Encrypted credentials in GitHub repositories created by the worm reportedly carry the phrase: ‘A Mini Shai-Hulud Has Appeared’. In September 2025, an analogous provide chain assault involving self-spreading malware reportedly carried the identical phrase.

Who has been focused by TeamPCP?

Over the previous couple of months, TeamPCP has carried out 20 waves of provide chain assaults which have hidden malware in additional than 500 distinct items of software program, in accordance with cybersecurity agency Socket. With these tainted items of code, TeamPCP has focused and breached a whole lot of corporations that put in the software program, in accordance with Ben Learn, the pinnacle of strategic risk intelligence at cloud safety agency Wiz.

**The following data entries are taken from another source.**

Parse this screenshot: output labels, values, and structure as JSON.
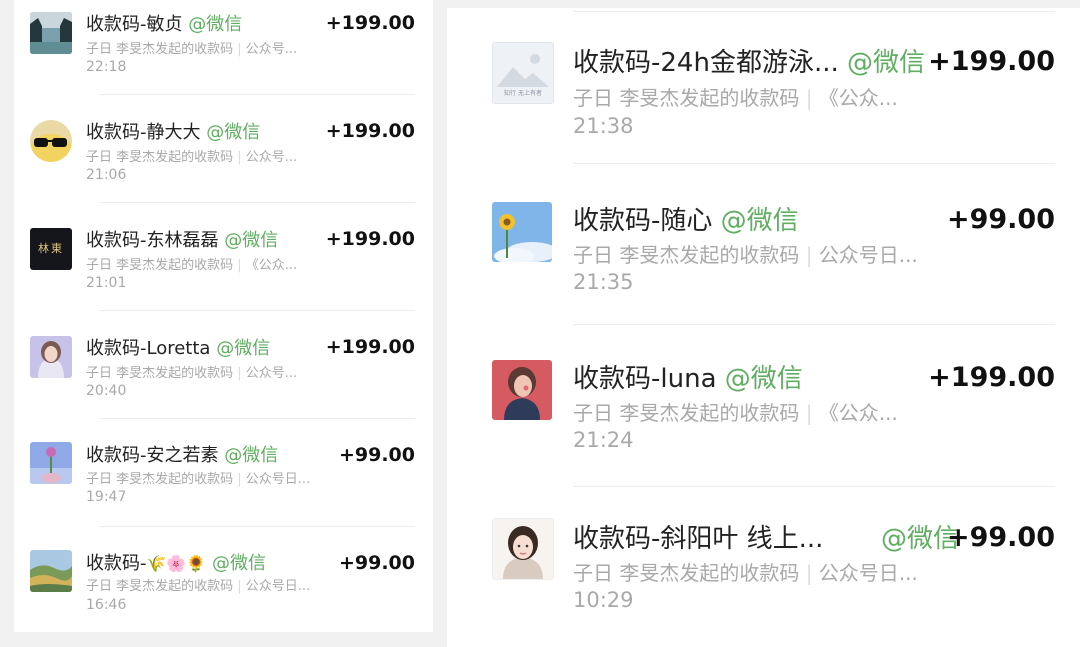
{
  "left_list": [
    {
      "title": "收款码-敏贞",
      "tag": "@微信",
      "from": "子日 李旻杰发起的收款码",
      "note": "公众号...",
      "time": "22:18",
      "amount": "+199.00"
    },
    {
      "title": "收款码-静大大",
      "tag": "@微信",
      "from": "子日 李旻杰发起的收款码",
      "note": "公众号...",
      "time": "21:06",
      "amount": "+199.00"
    },
    {
      "title": "收款码-东林磊磊",
      "tag": "@微信",
      "from": "子日 李旻杰发起的收款码",
      "note": "《公众...",
      "time": "21:01",
      "amount": "+199.00"
    },
    {
      "title": "收款码-Loretta",
      "tag": "@微信",
      "from": "子日 李旻杰发起的收款码",
      "note": "公众号...",
      "time": "20:40",
      "amount": "+199.00"
    },
    {
      "title": "收款码-安之若素",
      "tag": "@微信",
      "from": "子日 李旻杰发起的收款码",
      "note": "公众号日...",
      "time": "19:47",
      "amount": "+99.00"
    },
    {
      "title": "收款码-",
      "title_emoji": "🌾🌸🌻",
      "tag": "@微信",
      "from": "子日 李旻杰发起的收款码",
      "note": "公众号日...",
      "time": "16:46",
      "amount": "+99.00"
    }
  ],
  "right_list": [
    {
      "title": "收款码-24h金都游泳...",
      "tag": "@微信",
      "from": "子日 李旻杰发起的收款码",
      "note": "《公众...",
      "time": "21:38",
      "amount": "+199.00"
    },
    {
      "title": "收款码-随心",
      "tag": "@微信",
      "from": "子日 李旻杰发起的收款码",
      "note": "公众号日...",
      "time": "21:35",
      "amount": "+99.00"
    },
    {
      "title": "收款码-luna",
      "tag": "@微信",
      "from": "子日 李旻杰发起的收款码",
      "note": "《公众...",
      "time": "21:24",
      "amount": "+199.00"
    },
    {
      "title": "收款码-斜阳叶 线上...",
      "tag": "@微信",
      "from": "子日 李旻杰发起的收款码",
      "note": "公众号日...",
      "time": "10:29",
      "amount": "+99.00"
    }
  ],
  "avatar_text": {
    "dong_lin": "林東",
    "placeholder": "知行 无上有者"
  },
  "colors": {
    "wechat_tag": "#5fae61",
    "amount": "#111111",
    "secondary_text": "#a9a9a9",
    "background": "#f1f1f1"
  }
}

Story continues beneath this advert

Earlier than GitHub, TeamPCP is alleged to have been behind assaults concentrating on OpenAI and information contracting agency Mercor. The hackers are stated to have embedded an infostealer within the open supply safety scanner Trivy after which used stolen credentials from this assault to compromise sure variations of the AI utility programming interface (API) device referred to as LiteLLM that’s hosted on the favored Python software program repository PyPI.

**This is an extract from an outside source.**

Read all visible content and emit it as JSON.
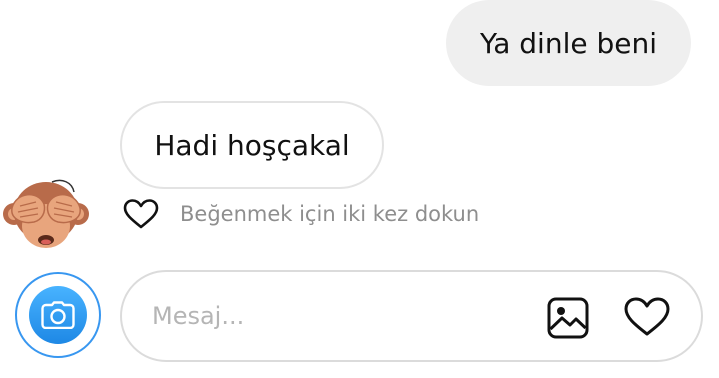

Net utility safety agency Checkmarx, net app library TanStack, and enterprise AI platform Mistral are just some different corporations which have been focused by TeamPCP in provide chain assaults. It was additionally reportedly behind the current information breach affecting the European Fee’s public web site.

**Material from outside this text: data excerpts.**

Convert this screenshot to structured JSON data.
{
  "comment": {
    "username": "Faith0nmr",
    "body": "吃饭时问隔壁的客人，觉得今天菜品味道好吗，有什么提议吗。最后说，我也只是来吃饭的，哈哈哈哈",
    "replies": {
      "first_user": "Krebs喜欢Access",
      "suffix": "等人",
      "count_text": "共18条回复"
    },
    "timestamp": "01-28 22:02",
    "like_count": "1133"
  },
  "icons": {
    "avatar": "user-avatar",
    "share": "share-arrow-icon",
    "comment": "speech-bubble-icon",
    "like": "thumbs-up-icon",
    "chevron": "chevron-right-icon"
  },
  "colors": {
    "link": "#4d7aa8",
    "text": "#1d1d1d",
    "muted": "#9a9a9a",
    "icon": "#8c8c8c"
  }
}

How can organisations defend themselves?

Consultants imagine that organisations can defend themselves from TeamPCP’s provide chain assaults to a sure diploma by maintaining safety “hygiene” practices that rigorously handle authentication tokens and impose entry restrictions wherever doable.

Additionally it is beneficial to alter or rotate tokens even if you’re not utilizing the packages which have been compromised. Different potential safeguards embody bringing age-gating updates to open-source instruments. Safety updates must be vetted and put in reasonably than instantly updating to code that has been newly revealed and could also be malicious.



Source link

Group hacker news opensource Rising Software targeting TeamPCP Technology tools
Share. Facebook Twitter Pinterest LinkedIn Tumblr Email

Related Posts

Google Pixel Watch 5 LTE Model Confusion Explained

July 1, 2026

Vivo X Fold 6 could Go Global as Galaxy Z Fold 8 Rival

July 1, 2026

Why Mexico vs Ecuador at FIFA World Cup has been delayed by an hour | Football News

July 1, 2026

WhatsApp Plus now in India: Price, features and everything you need to know | Technology News

July 1, 2026
Add A Comment
Leave A Reply Cancel Reply

Editors Picks

Once a target of racist chants, Mexico’s Quiñones is now hero-worshipped

July 1, 2026

Taylor Accused of Making ‘PR Distraction’ To Keep Wedding Spot a Secret

July 1, 2026

Google Pixel Watch 5 LTE Model Confusion Explained

July 1, 2026

Blue Owl Capital Eyes Minority Investment in Cleveland Cavaliers, Bloomberg Reports

July 1, 2026
Popular Post

Bruce Springsteen Opened Up About ‘Wrestling’ With Demons In His Youth

After Modi praise for Gehlot, Pilot hints CM will go Azad way

Why Zim Integrated Shipping Stock Is Cruising Higher Today

Subscribe to Updates

Get the latest news from JHB News about Bangalore, Worlds, Entertainment and more.

JHB News
Facebook X (Twitter) Instagram Pinterest
  • Contact
  • Privacy Policy
  • Terms & Conditions
  • DMCA
© 2026 Jhb.news - All rights reserved.

Type above and press Enter to search. Press Esc to cancel.